Bezel-less is really only a disadvantage on touchscreens that you have to hold (you wouldn't want it in a phone, for example). If you aren't holding it (or touching it doesn't fire an event), lack of a bezel is just fine. It anything, it's even a tiny improvement.
Dell started this trend in 2015.
if they get rid of the bezel then where am i going to put my sticky notes???
Politics is Treachery, Religion is Brainwashing
At the end of the year, I'm getting out of IT after 21 years. I'm going to do something else and since I will not be writing shell scripts much anymore, I doubt I'll buy another laptop and run Linux. I'll keep my Raspberry Pi and likely buy another for side projects, but I'm switching over to an iPad with backlit keyboard case. I find myself not wanting to do any actual IT work at home anyway since my actual IT job is so stressful, when I get home I simply want to be a consumer.
hahaha the majority jumped off a bridge. Thats progress! (2)
I caught the audio cable I had plugged in while closing the lid on a 2 week old laptop. Was 1/3 the cost of the laptop to replace the screen. Besides the issue with easily damaging it with physical impediments, the screen also had a lack of rigidity due to the lack of a wider bezel which lead to issues with the display cabling over time. Near as I can tell, it is the actual connector on the glass itself and irreplaceable. Since the switch to 16:9 displays it has become impossible to find a replacement screen in that formfactor as well, since it was an unusual display resolution due to the low bezel formfactor.

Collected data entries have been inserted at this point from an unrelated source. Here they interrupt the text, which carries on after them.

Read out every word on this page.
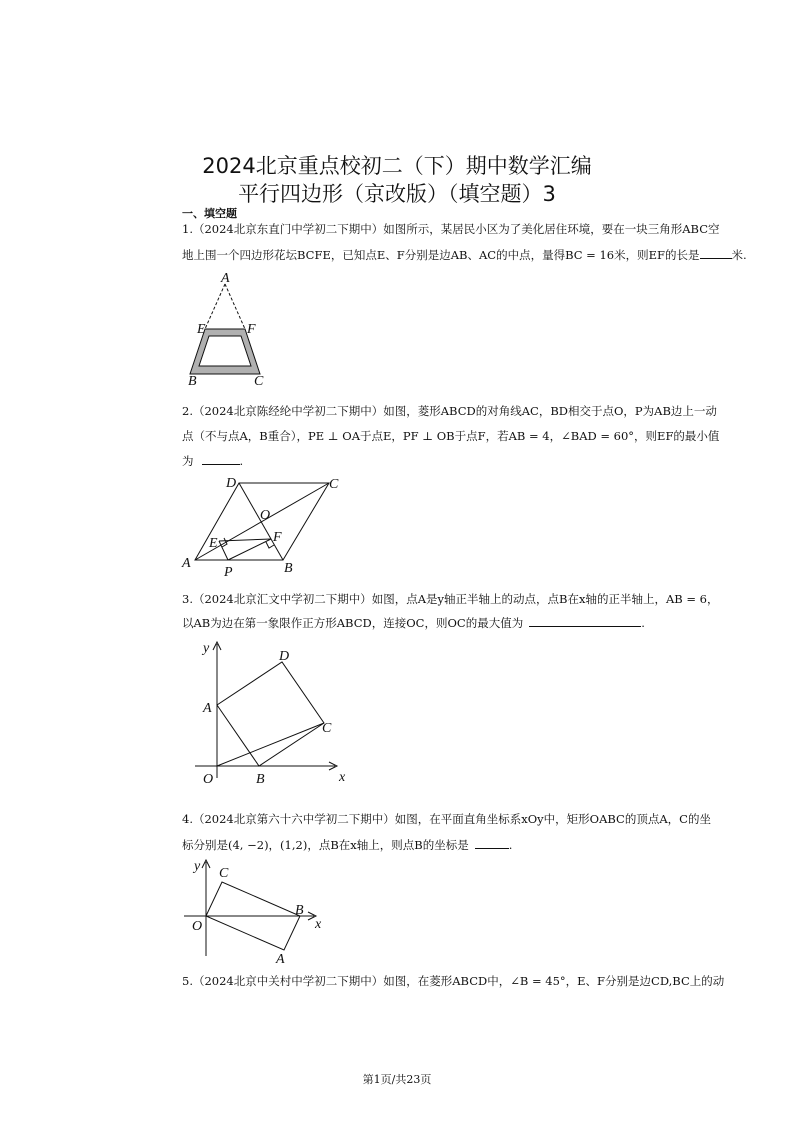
2024北京重点校初二（下）期中数学汇编
平行四边形（京改版）（填空题）3
一、填空题
1.（2024北京东直门中学初二下期中）如图所示，某居民小区为了美化居住环境，要在一块三角形ABC空
地上围一个四边形花坛BCFE，已知点E、F分别是边AB、AC的中点，量得BC = 16米，则EF的长是	米.
A
E	F
B	C
2.（2024北京陈经纶中学初二下期中）如图，菱形ABCD的对角线AC，BD相交于点O，P为AB边上一动
点（不与点A，B重合），PE ⊥ OA于点E，PF ⊥ OB于点F，若AB = 4，∠BAD = 60°，则EF的最小值
为	.
D	C
O
E	F
A	B
P
3.（2024北京汇文中学初二下期中）如图，点A是y轴正半轴上的动点，点B在x轴的正半轴上，AB = 6，
以AB为边在第一象限作正方形ABCD，连接OC，则OC的最大值为	.
y
x
O
A
B
C
D
4.（2024北京第六十六中学初二下期中）如图，在平面直角坐标系xOy中，矩形OABC的顶点A，C的坐
标分别是(4, −2)，(1,2)，点B在x轴上，则点B的坐标是	.
y
x
O
C
B
A
5.（2024北京中关村中学初二下期中）如图，在菱形ABCD中，∠B = 45°，E、F分别是边CD,BC上的动
第1页/共23页
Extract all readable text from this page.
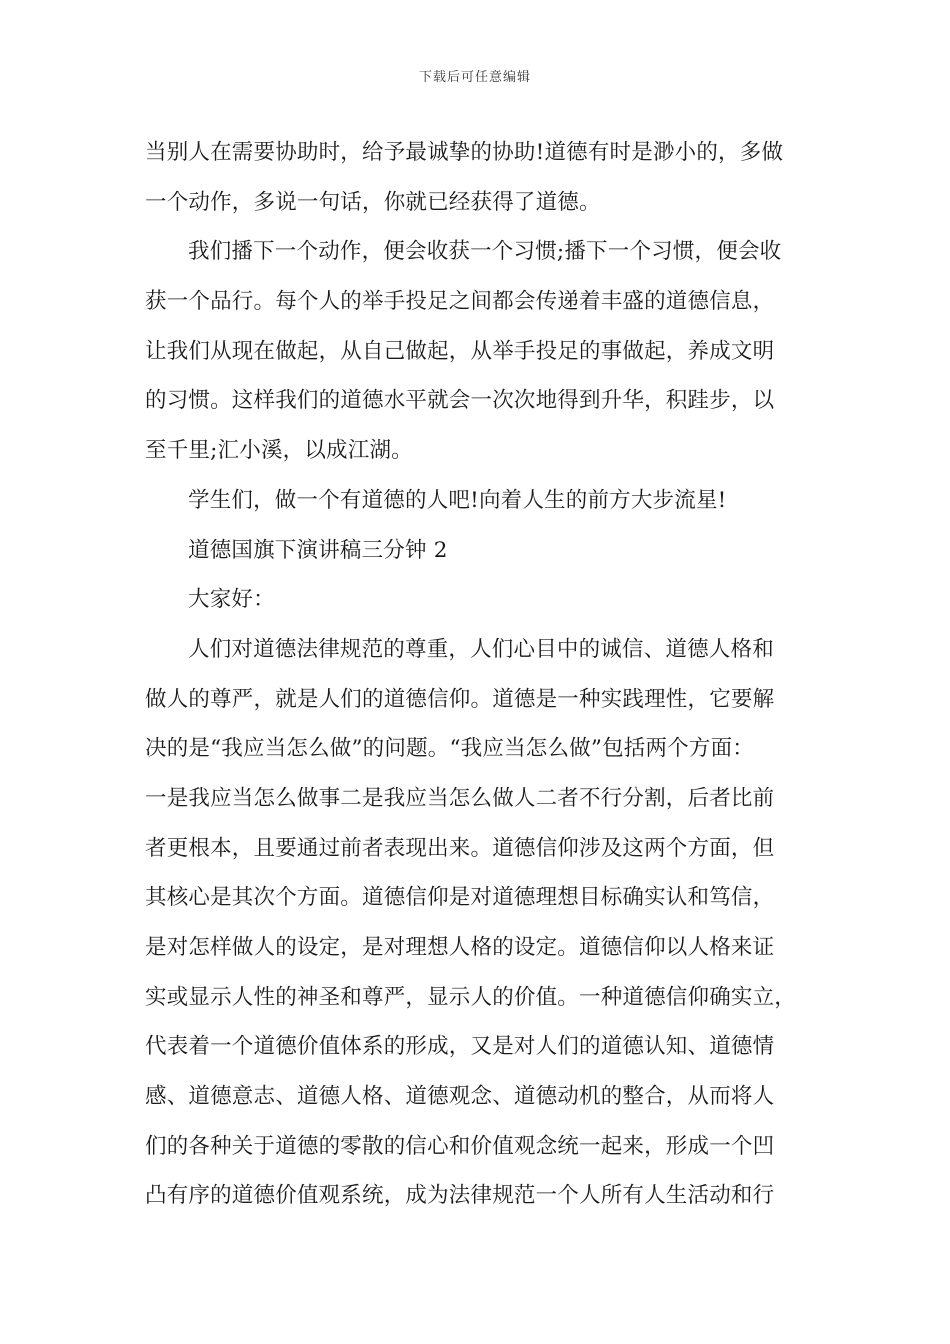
下载后可任意编辑
当别人在需要协助时，给予最诚挚的协助!道德有时是渺小的，多做
一个动作，多说一句话，你就已经获得了道德。
我们播下一个动作，便会收获一个习惯;播下一个习惯，便会收
获一个品行。每个人的举手投足之间都会传递着丰盛的道德信息，
让我们从现在做起，从自己做起，从举手投足的事做起，养成文明
的习惯。这样我们的道德水平就会一次次地得到升华，积跬步，以
至千里;汇小溪，以成江湖。
学生们，做一个有道德的人吧!向着人生的前方大步流星!
道德国旗下演讲稿三分钟 2
大家好：
人们对道德法律规范的尊重，人们心目中的诚信、道德人格和
做人的尊严，就是人们的道德信仰。道德是一种实践理性，它要解
决的是“我应当怎么做”的问题。“我应当怎么做”包括两个方面：
一是我应当怎么做事二是我应当怎么做人二者不行分割，后者比前
者更根本，且要通过前者表现出来。道德信仰涉及这两个方面，但
其核心是其次个方面。道德信仰是对道德理想目标确实认和笃信，
是对怎样做人的设定，是对理想人格的设定。道德信仰以人格来证
实或显示人性的神圣和尊严，显示人的价值。一种道德信仰确实立，
代表着一个道德价值体系的形成，又是对人们的道德认知、道德情
感、道德意志、道德人格、道德观念、道德动机的整合，从而将人
们的各种关于道德的零散的信心和价值观念统一起来，形成一个凹
凸有序的道德价值观系统，成为法律规范一个人所有人生活动和行
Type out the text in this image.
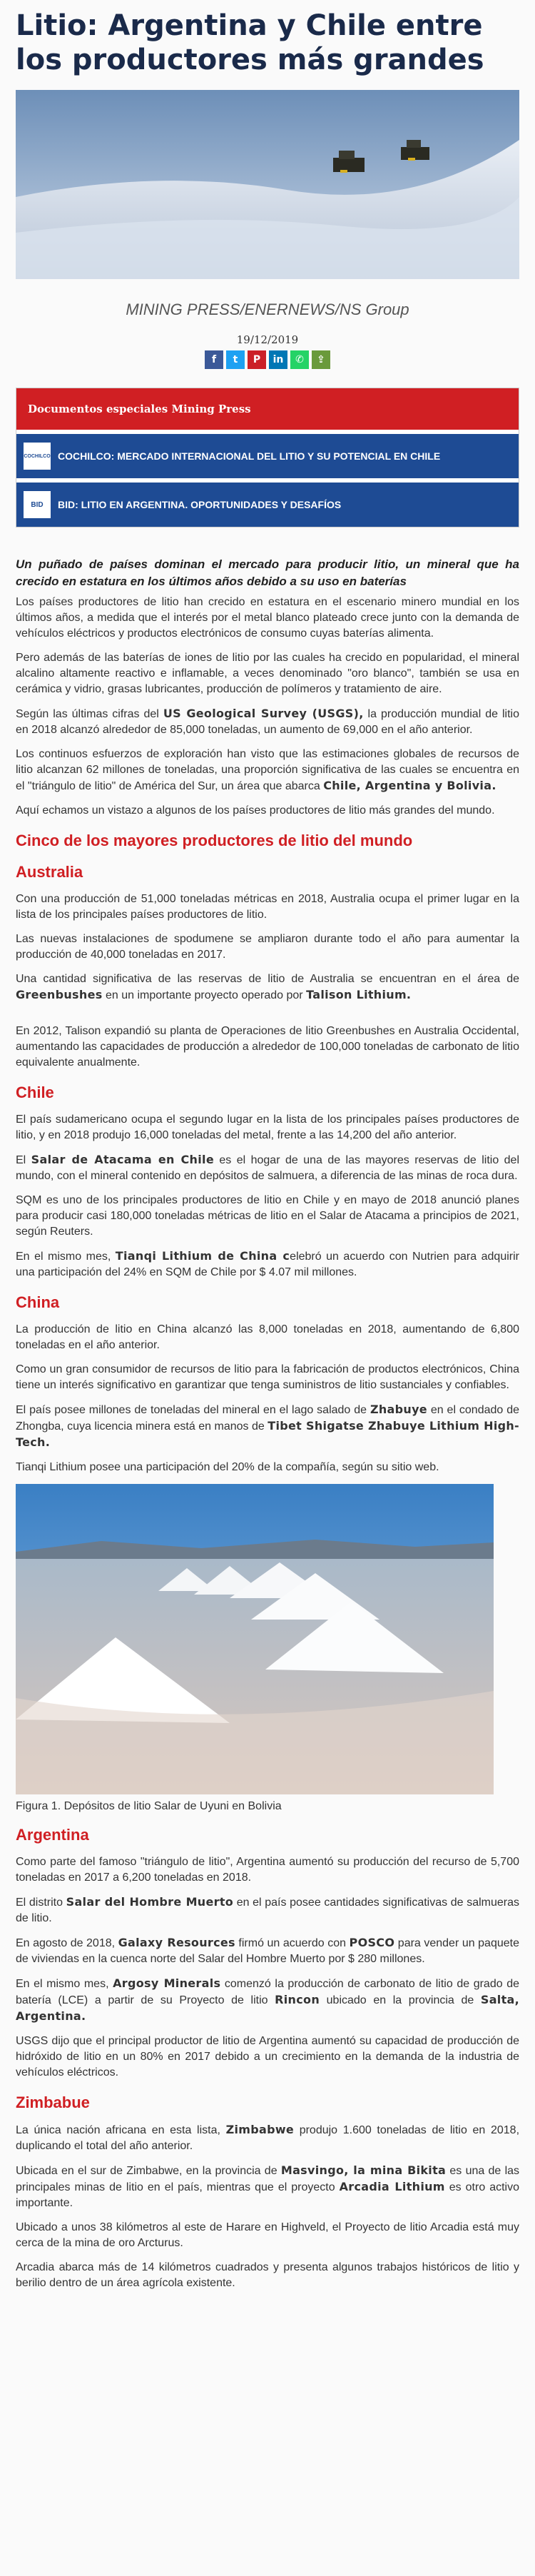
Litio: Argentina y Chile entre los productores más grandes
MINING PRESS/ENERNEWS/NS Group
19/12/2019
f	t	P	in	✆	⇪
Documentos especiales Mining Press
COCHILCO COCHILCO: MERCADO INTERNACIONAL DEL LITIO Y SU POTENCIAL EN CHILE
BID	BID: LITIO EN ARGENTINA. OPORTUNIDADES Y DESAFÍOS

Un puñado de países dominan el mercado para producir litio, un mineral que ha crecido en estatura en los últimos años debido a su uso en baterías

Los países productores de litio han crecido en estatura en el escenario minero mundial en los últimos años, a medida que el interés por el metal blanco plateado crece junto con la demanda de vehículos eléctricos y productos electrónicos de consumo cuyas baterías alimenta.

Pero además de las baterías de iones de litio por las cuales ha crecido en popularidad, el mineral alcalino altamente reactivo e inflamable, a veces denominado "oro blanco", también se usa en cerámica y vidrio, grasas lubricantes, producción de polímeros y tratamiento de aire.

Según las últimas cifras del US Geological Survey (USGS), la producción mundial de litio en 2018 alcanzó alrededor de 85,000 toneladas, un aumento de 69,000 en el año anterior.

Los continuos esfuerzos de exploración han visto que las estimaciones globales de recursos de litio alcanzan 62 millones de toneladas, una proporción significativa de las cuales se encuentra en el "triángulo de litio" de América del Sur, un área que abarca Chile, Argentina y Bolivia.

Aquí echamos un vistazo a algunos de los países productores de litio más grandes del mundo.

Cinco de los mayores productores de litio del mundo
Australia

Con una producción de 51,000 toneladas métricas en 2018, Australia ocupa el primer lugar en la lista de los principales países productores de litio.

Las nuevas instalaciones de spodumene se ampliaron durante todo el año para aumentar la producción de 40,000 toneladas en 2017.

Una cantidad significativa de las reservas de litio de Australia se encuentran en el área de Greenbushes en un importante proyecto operado por Talison Lithium.

En 2012, Talison expandió su planta de Operaciones de litio Greenbushes en Australia Occidental, aumentando las capacidades de producción a alrededor de 100,000 toneladas de carbonato de litio equivalente anualmente.

Chile

El país sudamericano ocupa el segundo lugar en la lista de los principales países productores de litio, y en 2018 produjo 16,000 toneladas del metal, frente a las 14,200 del año anterior.

El Salar de Atacama en Chile es el hogar de una de las mayores reservas de litio del mundo, con el mineral contenido en depósitos de salmuera, a diferencia de las minas de roca dura.

SQM es uno de los principales productores de litio en Chile y en mayo de 2018 anunció planes para producir casi 180,000 toneladas métricas de litio en el Salar de Atacama a principios de 2021, según Reuters.

En el mismo mes, Tianqi Lithium de China celebró un acuerdo con Nutrien para adquirir una participación del 24% en SQM de Chile por $ 4.07 mil millones.

China

La producción de litio en China alcanzó las 8,000 toneladas en 2018, aumentando de 6,800 toneladas en el año anterior.

Como un gran consumidor de recursos de litio para la fabricación de productos electrónicos, China tiene un interés significativo en garantizar que tenga suministros de litio sustanciales y confiables.

El país posee millones de toneladas del mineral en el lago salado de Zhabuye en el condado de Zhongba, cuya licencia minera está en manos de Tibet Shigatse Zhabuye Lithium High-Tech.

Tianqi Lithium posee una participación del 20% de la compañía, según su sitio web.

Figura 1. Depósitos de litio Salar de Uyuni en Bolivia
Argentina

Como parte del famoso "triángulo de litio", Argentina aumentó su producción del recurso de 5,700 toneladas en 2017 a 6,200 toneladas en 2018.

El distrito Salar del Hombre Muerto en el país posee cantidades significativas de salmueras de litio.

En agosto de 2018, Galaxy Resources firmó un acuerdo con POSCO para vender un paquete de viviendas en la cuenca norte del Salar del Hombre Muerto por $ 280 millones.

En el mismo mes, Argosy Minerals comenzó la producción de carbonato de litio de grado de batería (LCE) a partir de su Proyecto de litio Rincon ubicado en la provincia de Salta, Argentina.

USGS dijo que el principal productor de litio de Argentina aumentó su capacidad de producción de hidróxido de litio en un 80% en 2017 debido a un crecimiento en la demanda de la industria de vehículos eléctricos.

Zimbabue

La única nación africana en esta lista, Zimbabwe produjo 1.600 toneladas de litio en 2018, duplicando el total del año anterior.

Ubicada en el sur de Zimbabwe, en la provincia de Masvingo, la mina Bikita es una de las principales minas de litio en el país, mientras que el proyecto Arcadia Lithium es otro activo importante.

Ubicado a unos 38 kilómetros al este de Harare en Highveld, el Proyecto de litio Arcadia está muy cerca de la mina de oro Arcturus.

Arcadia abarca más de 14 kilómetros cuadrados y presenta algunos trabajos históricos de litio y berilio dentro de un área agrícola existente.
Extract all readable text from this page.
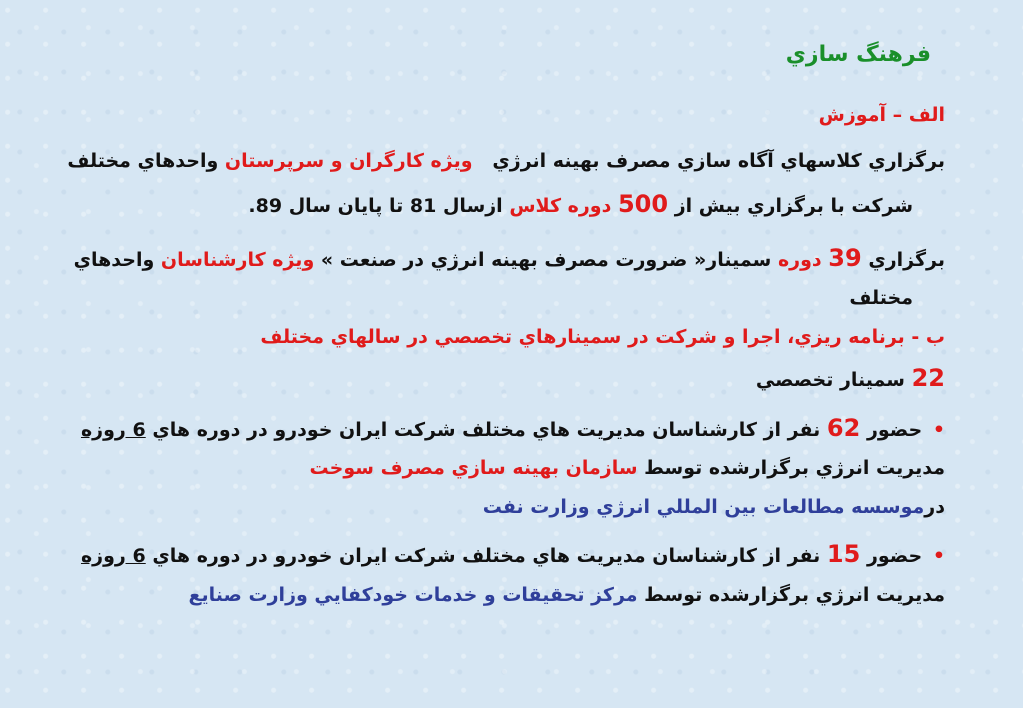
فرهنگ سازي
الف – آموزش
برگزاري كلاسهاي آگاه سازي مصرف بهينه انرژي   ويژه كارگران و سرپرستان واحدهاي مختلف
شركت با برگزاري بيش از 500 دوره كلاس ازسال 81 تا پايان سال 89.
برگزاري 39 دوره سمينار« ضرورت مصرف بهينه انرژي در صنعت » ويژه كارشناسان واحدهاي
مختلف
ب - برنامه ريزي، اجرا و شركت در سمينارهاي تخصصي در سالهاي مختلف
22 سمينار تخصصي
• حضور 62 نفر از كارشناسان مديريت هاي مختلف شركت ايران خودرو در دوره هاي 6 روزه
مديريت انرژي برگزارشده توسط سازمان بهينه سازي مصرف سوخت
درموسسه مطالعات بين المللي انرژي وزارت نفت
• حضور 15 نفر از كارشناسان مديريت هاي مختلف شركت ايران خودرو در دوره هاي 6 روزه
مديريت انرژي برگزارشده توسط مركز تحقيقات و خدمات خودكفايي وزارت صنايع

The long and the short of it is that I *NEVER* buy portable computer hardware without at least a half inch and ideally 1 inch bezel around the outer three edges. With it, there is a much higher chance of catching any physical blockage before it damages the screen. Without it, your screen will be junk one way or another within a few years top, simply from the regular wear of opening and closing the clamshell. A related issue is the lack of a protective plexiglass screen on notebook devices. While it adds to the overall thickness of the device, especially for models costing 1000 or more dollars, it makes sense to do everything you can to protect the screen since it is both fragile and visibly critical to the use of the device. While spilling something in the keyboard will kill it just as quick, smashing things into the screen, from errant fingers, pencils, or elbows, to items like that cable mentioned above, can and do happen, and properly hardening the displays against that should be given higher priority. The fact that market differentiation has been trumped by me-tooism at both the bottom and top of the market really explains why companies have a hard time finding significant gains in sales figures without a major stumble by a competitor.